The most notable subscription-free options currently available include the Samsung Galaxy Ring, RingConn Gen 2 Air, and Pebble Index 01. The Samsung Galaxy Ring offers health tracking with all features included in the hardware price. The RingConn Gen 2 Air provides comprehensive health monitoring including sleep apnea detection with no ongoing fees. The Pebble Index 01 captures voice notes with on-device AI processing and no subscription. Plaud NotePin offers basic transcription features free with optional Pro upgrade.
What happened to the Humane AI Pin subscription?
The Humane AI Pin launched at $699 with a mandatory $24 monthly subscription for AI features, cloud storage, and cellular connectivity. The device received devastating reviews for poor performance and high total cost. Humane sold its assets to HP for $116 million in early 2025 and shut down the servers. Buyers who had paid hundreds of dollars in subscription fees lost access to the features they had been paying for, with refunds only available for recent purchases within a 90-day window.
Is the Oura Ring subscription worth paying?

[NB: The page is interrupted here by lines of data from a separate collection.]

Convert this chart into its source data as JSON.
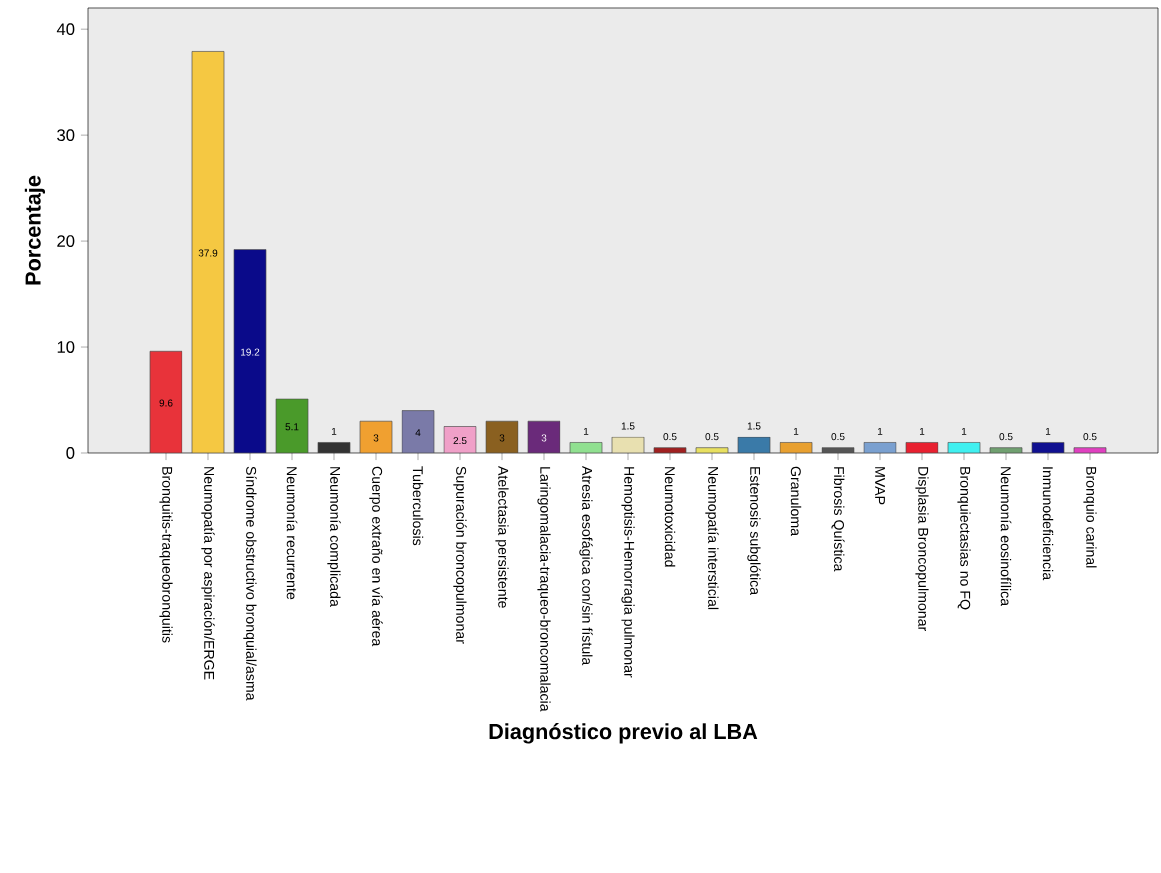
{
  "chart_data": {
    "type": "bar",
    "xlabel": "Diagnóstico previo al LBA",
    "ylabel": "Porcentaje",
    "categories": [
      "Bronquitis-traqueobronquitis",
      "Neumopatía por aspiración/ERGE",
      "Síndrome obstructivo bronquial/asma",
      "Neumonía recurrente",
      "Neumonía complicada",
      "Cuerpo extraño en vía aérea",
      "Tuberculosis",
      "Supuración broncopulmonar",
      "Atelectasia persistente",
      "Laringomalacia-traqueo-broncomalacia",
      "Atresia esofágica con/sin fístula",
      "Hemoptisis-Hemorragia pulmonar",
      "Neumotoxicidad",
      "Neumopatía intersticial",
      "Estenosis subglótica",
      "Granuloma",
      "Fibrosis Quística",
      "MVAP",
      "Displasia Broncopulmonar",
      "Bronquiectasias no FQ",
      "Neumonía eosinofílica",
      "Inmunodeficiencia",
      "Bronquio carinal"
    ],
    "values": [
      9.6,
      37.9,
      19.2,
      5.1,
      1,
      3,
      4,
      2.5,
      3,
      3,
      1,
      1.5,
      0.5,
      0.5,
      1.5,
      1,
      0.5,
      1,
      1,
      1,
      0.5,
      1,
      0.5
    ],
    "colors": [
      "#e8333a",
      "#f5c842",
      "#0a0a8a",
      "#4a9a2a",
      "#333333",
      "#f0a030",
      "#7a7aa8",
      "#f0a0c8",
      "#8a6020",
      "#6a2a7a",
      "#90e090",
      "#e8e0b0",
      "#a02020",
      "#e8e060",
      "#3a7aa8",
      "#e8a030",
      "#555555",
      "#7aa0d0",
      "#e82030",
      "#40f0f0",
      "#70a070",
      "#101090",
      "#e040c0"
    ],
    "ylim": [
      0,
      42
    ],
    "yticks": [
      0,
      10,
      20,
      30,
      40
    ],
    "data_labels": true,
    "grid": false
  }
}
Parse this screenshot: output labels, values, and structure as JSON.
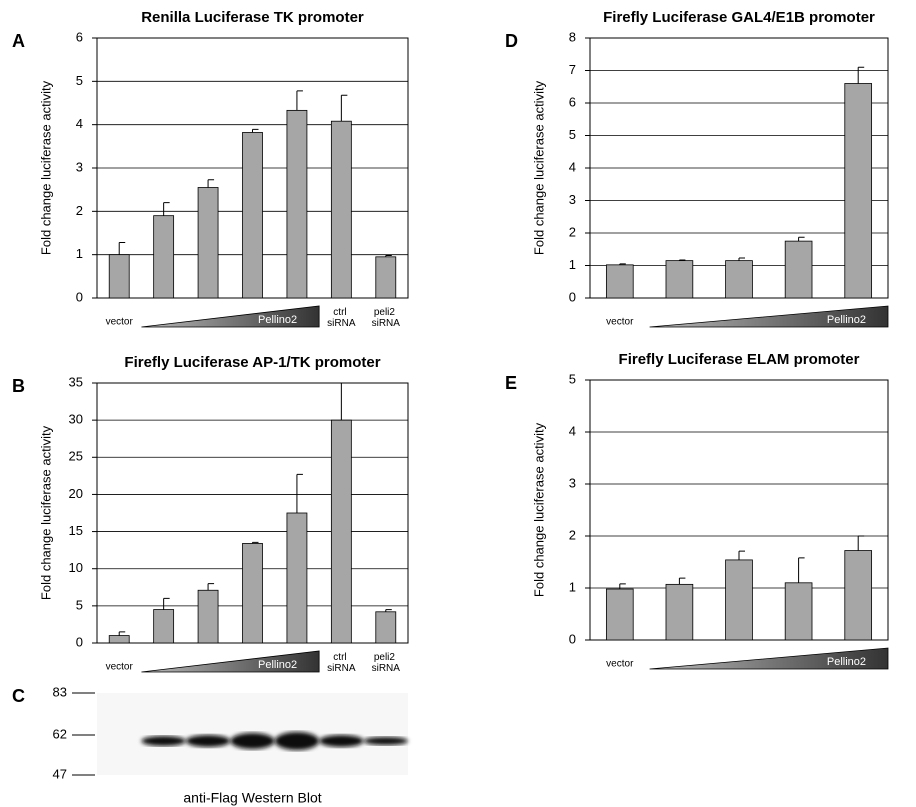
{
  "chart_data": [
    {
      "type": "bar",
      "panel": "A",
      "title": "Renilla Luciferase TK promoter",
      "y_label": "Fold change luciferase activity",
      "categories": [
        "vector",
        null,
        null,
        null,
        null,
        "ctrl siRNA",
        "peli2 siRNA"
      ],
      "annotation": "Pellino2",
      "values": [
        1.0,
        1.9,
        2.55,
        3.82,
        4.33,
        4.08,
        0.95
      ],
      "errors": [
        0.28,
        0.3,
        0.18,
        0.07,
        0.45,
        0.6,
        0.03
      ],
      "color": "#a6a6a6",
      "ylim": [
        0,
        6
      ],
      "yticks": [
        0,
        1,
        2,
        3,
        4,
        5,
        6
      ],
      "grid": true
    },
    {
      "type": "bar",
      "panel": "B",
      "title": "Firefly Luciferase AP-1/TK promoter",
      "y_label": "Fold change luciferase activity",
      "categories": [
        "vector",
        null,
        null,
        null,
        null,
        "ctrl siRNA",
        "peli2 siRNA"
      ],
      "annotation": "Pellino2",
      "values": [
        1.0,
        4.5,
        7.1,
        13.4,
        17.5,
        30,
        4.2
      ],
      "errors": [
        0.5,
        1.5,
        0.9,
        0.15,
        5.2,
        5.5,
        0.3
      ],
      "color": "#a6a6a6",
      "ylim": [
        0,
        35
      ],
      "yticks": [
        0,
        5,
        10,
        15,
        20,
        25,
        30,
        35
      ],
      "grid": true
    },
    {
      "type": "bar",
      "panel": "D",
      "title": "Firefly Luciferase GAL4/E1B promoter",
      "y_label": "Fold change luciferase activity",
      "categories": [
        "vector",
        null,
        null,
        null,
        null
      ],
      "annotation": "Pellino2",
      "values": [
        1.02,
        1.15,
        1.15,
        1.75,
        6.6
      ],
      "errors": [
        0.03,
        0.02,
        0.08,
        0.12,
        0.5
      ],
      "color": "#a6a6a6",
      "ylim": [
        0,
        8
      ],
      "yticks": [
        0,
        1,
        2,
        3,
        4,
        5,
        6,
        7,
        8
      ],
      "grid": true
    },
    {
      "type": "bar",
      "panel": "E",
      "title": "Firefly Luciferase ELAM  promoter",
      "y_label": "Fold change luciferase activity",
      "categories": [
        "vector",
        null,
        null,
        null,
        null
      ],
      "annotation": "Pellino2",
      "values": [
        0.98,
        1.07,
        1.54,
        1.1,
        1.72
      ],
      "errors": [
        0.1,
        0.12,
        0.17,
        0.48,
        0.28
      ],
      "color": "#a6a6a6",
      "ylim": [
        0,
        5
      ],
      "yticks": [
        0,
        1,
        2,
        3,
        4,
        5
      ],
      "grid": true
    }
  ],
  "blot": {
    "panel": "C",
    "markers": [
      83,
      62,
      47
    ],
    "caption": "anti-Flag Western Blot"
  }
}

It depends on how you intend to use the device. The Oura Ring 4 subscription costs $5.99 per month and is effectively required to access the health insights that make the ring genuinely useful. For users focused on long-term sleep, recovery, and health trend analysis who check the app frequently, the ongoing fee funds continuous algorithmic improvements and health research. For users who want basic health tracking without ongoing fees, alternatives like the RingConn Gen 2 Air or Samsung Galaxy Ring offer comparable tracking categories at lower two-year total cost.
What is the difference between on-device AI and cloud AI in wearables?
On-device AI processes data locally on the wearable or its connected smartphone using models that run without internet connectivity. This approach is faster for common tasks, private by architecture rather than policy, and fully functional when internet connections are unavailable or when the company's servers are experiencing issues. Cloud AI routes processing to company servers, which can enable more powerful models but creates dependency on internet connectivity, server availability, and the ongoing viability of the company's infrastructure. Devices with cloud-only AI stop working meaningfully if the service shuts down.
How do I calculate the true cost of an AI gadget with a subscription?
Multiply the monthly subscription fee by 24 to get a two-year subscription cost, then add the hardware purchase price. Compare that total against subscription-free alternatives in the same category. A $99 device with a $20 monthly subscription costs $579 over two years — more than a $350 device with no ongoing fees. Always factor in what the device does without an active subscription, since some devices retain basic functionality while others become inoperable the moment the subscription lapses.